Le ministre a notamment cité la tenue d’une conférence d’entente nationale et la mise sur pieds de commissions dans les domaines de l’intégration et de la démobilisation des membres de groupes armés, ainsi que des réformes institutionnelles et administratives dans différentes régions du pays.

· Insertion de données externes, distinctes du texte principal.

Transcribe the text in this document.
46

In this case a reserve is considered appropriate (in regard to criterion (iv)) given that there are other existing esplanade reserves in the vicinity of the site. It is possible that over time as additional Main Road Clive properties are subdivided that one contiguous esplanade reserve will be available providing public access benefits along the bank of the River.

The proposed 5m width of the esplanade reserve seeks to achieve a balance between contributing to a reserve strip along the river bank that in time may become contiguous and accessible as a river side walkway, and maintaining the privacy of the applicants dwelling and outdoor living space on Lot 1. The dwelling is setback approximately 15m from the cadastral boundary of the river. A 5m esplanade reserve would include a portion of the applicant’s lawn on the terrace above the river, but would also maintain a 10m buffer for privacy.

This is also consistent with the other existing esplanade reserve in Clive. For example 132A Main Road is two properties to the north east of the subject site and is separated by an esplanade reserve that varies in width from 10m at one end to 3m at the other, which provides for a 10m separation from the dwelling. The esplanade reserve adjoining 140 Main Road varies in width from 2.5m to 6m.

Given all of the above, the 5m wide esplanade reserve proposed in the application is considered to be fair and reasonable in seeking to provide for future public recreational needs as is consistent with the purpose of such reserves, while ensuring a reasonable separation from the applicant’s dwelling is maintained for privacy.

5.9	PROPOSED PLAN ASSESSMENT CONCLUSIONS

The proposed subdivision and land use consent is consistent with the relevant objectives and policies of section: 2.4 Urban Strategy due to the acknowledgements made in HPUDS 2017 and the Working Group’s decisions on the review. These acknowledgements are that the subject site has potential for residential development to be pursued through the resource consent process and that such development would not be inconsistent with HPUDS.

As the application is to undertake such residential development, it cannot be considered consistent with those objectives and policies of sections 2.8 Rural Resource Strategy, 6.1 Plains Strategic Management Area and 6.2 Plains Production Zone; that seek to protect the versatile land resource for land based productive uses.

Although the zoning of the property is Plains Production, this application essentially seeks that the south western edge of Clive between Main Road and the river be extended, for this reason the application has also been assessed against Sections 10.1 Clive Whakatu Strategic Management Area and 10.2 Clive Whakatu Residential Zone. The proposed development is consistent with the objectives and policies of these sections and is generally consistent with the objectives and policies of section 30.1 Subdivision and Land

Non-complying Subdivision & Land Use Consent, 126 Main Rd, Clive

«Le gouvernement du Mali reste déterminé à diligenter l’application de cet accord car nous sommes convaincus qu’il n’y a pas d’alternative crédible à cette voie pacifique de règlement durable de notre crise», a fait valoir M. Diop tout en invoquant «la détérioration de la situation sécuritaire» au Mali dans la mise en œuvre de l’accord d’Alger. Début septembre, le Conseil de sécurité avait adopté une résolution, à la demande de Bamako, un régime général de sanctions pour les contrevenants à l’accord de paix de 2015. Au Mali, des zones entières continuent d’échapper au contrôle des forces maliennes et étrangères même si plusieurs groupes djihadistes ont été chassés du nord du pays par le lancement en 2013, à l’initiative de la France, d’une intervention militaire internationale qui est toujours en cours. Jeudi dernier, M. Diop a réclamé au Conseil de sécurité un renforcement des capacités opérationnelles de la Minusma et un soutien international accru aux unités maliennes et à la constitution d’une force militaire conjointe Sahel par cinq pays (Mali, Mauritanie, Niger, Tchad et Burkina Faso). Des premières opérations antiterroristes par cette force G5-Sahel sont attendues en octobre.
Lancée en juillet 2013, l’opération de paix de l’ONU (Minusma) est la mission de l’Organisation la plus coûteuse en vies humaines depuis la Somalie (1993-1995), avec plus de 80 Casques bleus tués en opération. La Minusma compte «quelque 13.000 hommes au Mali.